Da können wir nur sagen: Schade, die Wildheit seiner Ostwand hat
uns jedenfalls fasziniert und den Wunsch aufkommen lassen deren Ostwand, als Abschluss
unserer Trilogie: Nünenen-Westwand,
Gantrisch-Nordwand und
eben Ochsen-Ostwand zu durchsteigen.
Die Ochsen Ostwand und unsere Linie vom 03.02.2007
Erkundungstour
Im Internet können wir keine Angaben zu einer Durchsteigung der Ochsen
Ostwand finden und auch in keinem Führer ist etwas darüber zu finden -
das erstaunt uns. So machen wir uns eine Woche vor der Durchsteigung auf um die
wilde Seite dieses Berges unter die Lupe, oder sagen wir besser vor die Linsen des
Feldstechers zu nehmen.
Auf dem Weg zur Ochsen Ostwand
|
Nebel verhüllt uns teilweise die freie Sicht auf die Wand.
Wir steigen an der Gegenseite so weit als möglich empor und warten
bis sich der Nebelvorhang etwas lüftet - wauu welche Wildheit!
Die machbare Route haben wir dann bald gefunden und memorisiert, es kann
losgehen.
|
Im unteren Teil ist reine Felskletterei angesagt, wir
schätzen, dass wir nach 4 Seillängen einen flacheren Vorsprung erreichen
sollten.
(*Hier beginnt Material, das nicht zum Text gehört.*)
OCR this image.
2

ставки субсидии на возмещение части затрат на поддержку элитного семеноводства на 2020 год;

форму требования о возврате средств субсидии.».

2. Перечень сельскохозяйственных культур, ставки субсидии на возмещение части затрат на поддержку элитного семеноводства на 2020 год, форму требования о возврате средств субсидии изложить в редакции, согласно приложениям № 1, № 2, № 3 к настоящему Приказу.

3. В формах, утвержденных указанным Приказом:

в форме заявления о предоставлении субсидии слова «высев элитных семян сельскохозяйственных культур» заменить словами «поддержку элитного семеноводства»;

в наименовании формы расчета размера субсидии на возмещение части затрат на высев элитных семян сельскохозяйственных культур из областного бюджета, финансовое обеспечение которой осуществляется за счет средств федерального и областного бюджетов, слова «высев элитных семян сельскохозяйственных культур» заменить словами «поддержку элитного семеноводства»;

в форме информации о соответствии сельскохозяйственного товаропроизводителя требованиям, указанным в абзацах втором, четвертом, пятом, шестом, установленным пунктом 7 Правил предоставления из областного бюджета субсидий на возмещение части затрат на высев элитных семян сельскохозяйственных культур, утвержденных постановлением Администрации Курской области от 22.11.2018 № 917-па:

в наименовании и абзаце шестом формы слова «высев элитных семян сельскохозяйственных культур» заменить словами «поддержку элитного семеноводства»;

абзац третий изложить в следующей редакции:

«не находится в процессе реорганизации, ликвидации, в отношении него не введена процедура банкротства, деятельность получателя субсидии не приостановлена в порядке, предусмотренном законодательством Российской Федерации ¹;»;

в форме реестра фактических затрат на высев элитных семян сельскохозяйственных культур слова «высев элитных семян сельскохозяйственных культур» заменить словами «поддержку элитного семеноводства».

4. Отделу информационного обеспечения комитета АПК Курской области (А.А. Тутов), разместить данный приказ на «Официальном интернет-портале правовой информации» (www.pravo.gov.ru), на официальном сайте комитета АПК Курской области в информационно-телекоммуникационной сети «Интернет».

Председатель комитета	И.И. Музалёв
Dann in einem steilen Schnee/Eisfeld empor, etwas rechts an einen
Felsriegel der sich bis zum Grat hinaufzieht. An dessen linken Seite nun leicht
nach links hinauf auf den Grat. Ein direkter Anstieg zum Gipfel ist kaum
möglich, da eine Absicherung nur noch sehr schwierig anzubringen ist.
Suche nach Sicherungspunkten
Am 03.02.2007 ist es soweit, bepackt mit bergsteigerischer Hardware geht es los
und wir zweifeln nicht eine Sekunde daran es nicht zu schaffen. Immerhin haben wir
bereits unsere Sporen am Morgenberghorn,
Drunengalm,
Gantrisch und
Nünenen
abverdient. Wir wissen also was uns etwa erwartet in diesen Voralpen
Spielplätzen.
Der besondere Reiz an einem solchen Durchstieg ist die eigene Absicherung
Im unteren Teil ist reine Felskletterei angesagt, ständig auf der Suche
nach geeigneten Ritzen und Spalten um einen Friend oder Keil anzubringen steigen
wir Meter um Meter höher. Die teilweise losen Felsbrocken erschweren das
Klettern, grosse Vorsicht ist geboten um nicht einen Steinschlag auszulösen
und dabei den Kollegen zu gefährden oder selbst abzustürzen.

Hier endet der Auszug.